I like how you can save anywhere.  So what if it takes up one room?  You still have 5 more! XD

In AC, there was no wasted room, but you only had 3.


----------



## dogs rule (Oct 2, 2007)

Can save anywhere, but it also takes up a whole room because it saves time


----------



## Hero of Pyrite Town (Oct 2, 2007)

In AC You get four rooms.....Three in your house, and the beach house...


----------



## bfexplore (Oct 2, 2007)

I don't like the Room. I like saving anywhere but i don't like going to the gyroide. I had to pick the AC:GC one.


----------



## Micah (Oct 3, 2007)

I like being able to save anywhere but I miss your personal Gyroid.


----------



## dogs rule (Oct 4, 2007)

Koehler said:
			
		

> I like being able to save anywhere but I miss your personal Gyroid.

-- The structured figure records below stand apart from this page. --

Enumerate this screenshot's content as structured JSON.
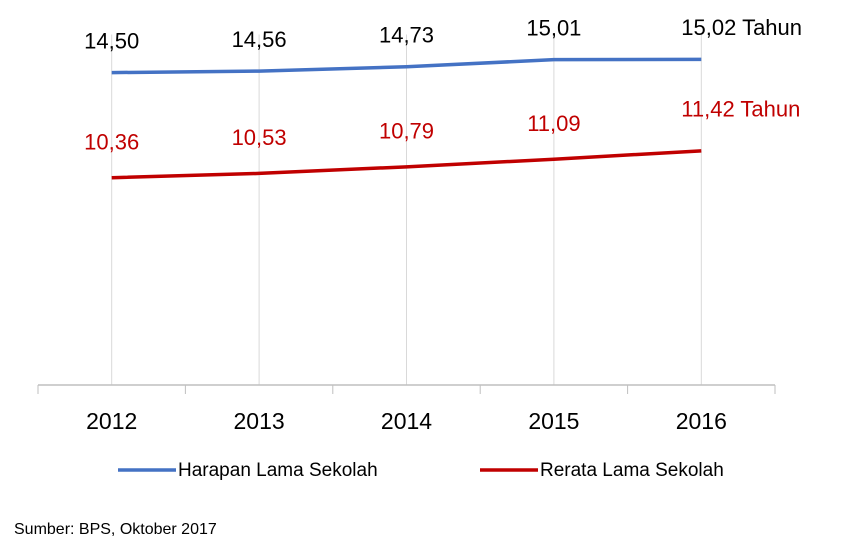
{
  "chart_data": {
    "type": "line",
    "categories": [
      "2012",
      "2013",
      "2014",
      "2015",
      "2016"
    ],
    "series": [
      {
        "name": "Harapan Lama Sekolah",
        "color": "#4472c4",
        "label_color": "#000000",
        "values": [
          14.5,
          14.56,
          14.73,
          15.01,
          15.02
        ],
        "value_labels": [
          "14,50",
          "14,56",
          "14,73",
          "15,01",
          "15,02 Tahun"
        ]
      },
      {
        "name": "Rerata Lama Sekolah",
        "color": "#c00000",
        "label_color": "#c00000",
        "values": [
          10.36,
          10.53,
          10.79,
          11.09,
          11.42
        ],
        "value_labels": [
          "10,36",
          "10,53",
          "10,79",
          "11,09",
          "11,42 Tahun"
        ]
      }
    ],
    "ylim": [
      2.2,
      16
    ],
    "xgrid": true,
    "source": "Sumber: BPS, Oktober 2017"
  }
}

 you know what they should do they should let you save anywhere but also let you keep the gyroid in front of your hose for storage and sale.


----------



## Freezy Toad (Oct 5, 2007)

The room never bothered me.  I just didn't bother going to it.  I mean is it that hard to not go to it >_> 

Also, saving anywhere was cool and all, but you couldn't save and quit    			  I'd like the gyroid to return :gyroidveryhappy:


----------



## mmmatlock (Jun 22, 2009)

(ACWW) Can save anywhere, but it also takes up a whole room!


----------



## Ricano (Jun 22, 2009)

mmmatlock said:
			
		

> (ACWW) Can save anywhere, but it also takes up a whole room!


stop ur bumping alrdy


----------



## melly (Jun 22, 2009)

the room is useless, but its nice to save anywhere
however, everyone misses the lil personal gryoid


----------



## Cottonball (Jun 22, 2009)

I don't like that you can't change the wallpaper and flooring in your "bedroom" in animal crossing xD


----------



## kenziegirl (Jun 22, 2009)

ww saves time when you can save any were


----------



## Rockman! (Jun 22, 2009)

Who bumped this?


----------



## Garrett x50 cal (Jun 22, 2009)

holy *censored.2.0*.


----------



## easpa (Jul 12, 2009)

Animal Crossing Wild World's save anywhere.


----------